Including both tests in the total number of tests given but only including the positive cases from viral tests alters the denominator in the equation but doesn't change the numerator. This makes Georgia's positive case rate look lower than it actually is.
Rebecca Mitchell, an epidemiologist with a doctoral degree in infectious disease modeling from Cornell University, said the "lack of transparency erodes confidence in the system."
"I keep hoping this is all a result of people who are dedicated public health experts being overwhelmed by the scale of an epidemic as a result of chronic underfunding and insufficient staffing," Mitchell said. "These types of omissions, if true, make it harder to see reporting errors absent of politics."
Georgia Health Commissioner Dr. Kathleen Toomey told the Atlanta Journal-Constitution she was surprised and unaware the state was including the antibody tests.
The confusion is the state's latest mishap in COVID-19 data collection. Earlier this week, the state removed about 230 confirmed cases from the state's total. In a statement, the department said it mistakenly included antibody test results in the count.

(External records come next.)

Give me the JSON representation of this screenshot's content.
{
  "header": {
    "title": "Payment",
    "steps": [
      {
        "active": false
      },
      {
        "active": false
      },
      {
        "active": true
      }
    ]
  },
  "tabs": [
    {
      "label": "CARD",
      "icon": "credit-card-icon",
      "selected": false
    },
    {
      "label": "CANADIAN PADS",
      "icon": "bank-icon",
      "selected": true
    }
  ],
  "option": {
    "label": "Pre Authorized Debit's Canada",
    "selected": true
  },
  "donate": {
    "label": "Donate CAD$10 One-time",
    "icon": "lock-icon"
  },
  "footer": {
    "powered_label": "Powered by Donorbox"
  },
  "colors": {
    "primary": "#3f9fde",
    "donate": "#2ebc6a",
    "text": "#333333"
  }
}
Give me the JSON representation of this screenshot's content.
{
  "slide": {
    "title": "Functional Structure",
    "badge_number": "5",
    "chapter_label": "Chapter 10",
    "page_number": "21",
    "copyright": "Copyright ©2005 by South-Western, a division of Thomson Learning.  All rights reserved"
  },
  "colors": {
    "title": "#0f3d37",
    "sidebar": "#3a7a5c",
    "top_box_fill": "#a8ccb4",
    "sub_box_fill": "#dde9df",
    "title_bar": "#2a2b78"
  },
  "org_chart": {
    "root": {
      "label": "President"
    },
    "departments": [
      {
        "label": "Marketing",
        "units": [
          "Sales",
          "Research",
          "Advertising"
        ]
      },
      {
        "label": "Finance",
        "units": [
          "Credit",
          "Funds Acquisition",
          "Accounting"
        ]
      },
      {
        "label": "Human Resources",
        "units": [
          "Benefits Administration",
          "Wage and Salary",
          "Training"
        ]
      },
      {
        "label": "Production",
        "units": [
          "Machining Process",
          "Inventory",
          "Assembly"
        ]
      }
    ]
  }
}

As similar error was made in Northwest Georgia but the confirmed cases were ultimately not removed from the state's total.
In late April, after cases in Walker, Catoosa and other Northwest Georgia counties spiked and then leveled off, staff with the Northwest Health District notified top officials with the health department that positive cases from antibody tests had been incorrectly included in the totals.
Logan Boss, spokesman for the Northwest Health District, said the state told his office that it couldn't take out the positive cases because of how busy they were at the state level.
Between April 20 and 22, cases jumped by 44 in Walker County, 23 in Catoosa County and 11 in Dade County. Those were all positive cases from antibody testing. Other positives included two in Chattooga County, two in Gordon County and one in Floyd County.
Last week, three commissioners in Dade County announced they tested positive after taking an antibody test after feeling ill in February.
Boss said his office was told to keep the totals in and to move on.
"Which is kind of squirrelly but it was the only thing to do at the time," Boss said.
Dr. Gary Voccio, Health Director for the Georgia DPH Northwest Health District, said at the time some of the antibody positive cases "surely represent actual COVID-19 infections."
He added that "because so many COVID-19 cases are asymptomatic or mild, [some people] never seek medical attention, and thus are not tested, we know there are many more people in our communities who have been infected with the virus than the confirmed case count indicates."
But even as the state stopped counting positive cases through antibody tests, it didn't stop counting tests taken.
"I'll remain open to errors occurring as a result of work being done in haste and without intention as long as we see [the department of health] working to correct it rapidly," Mitchell said.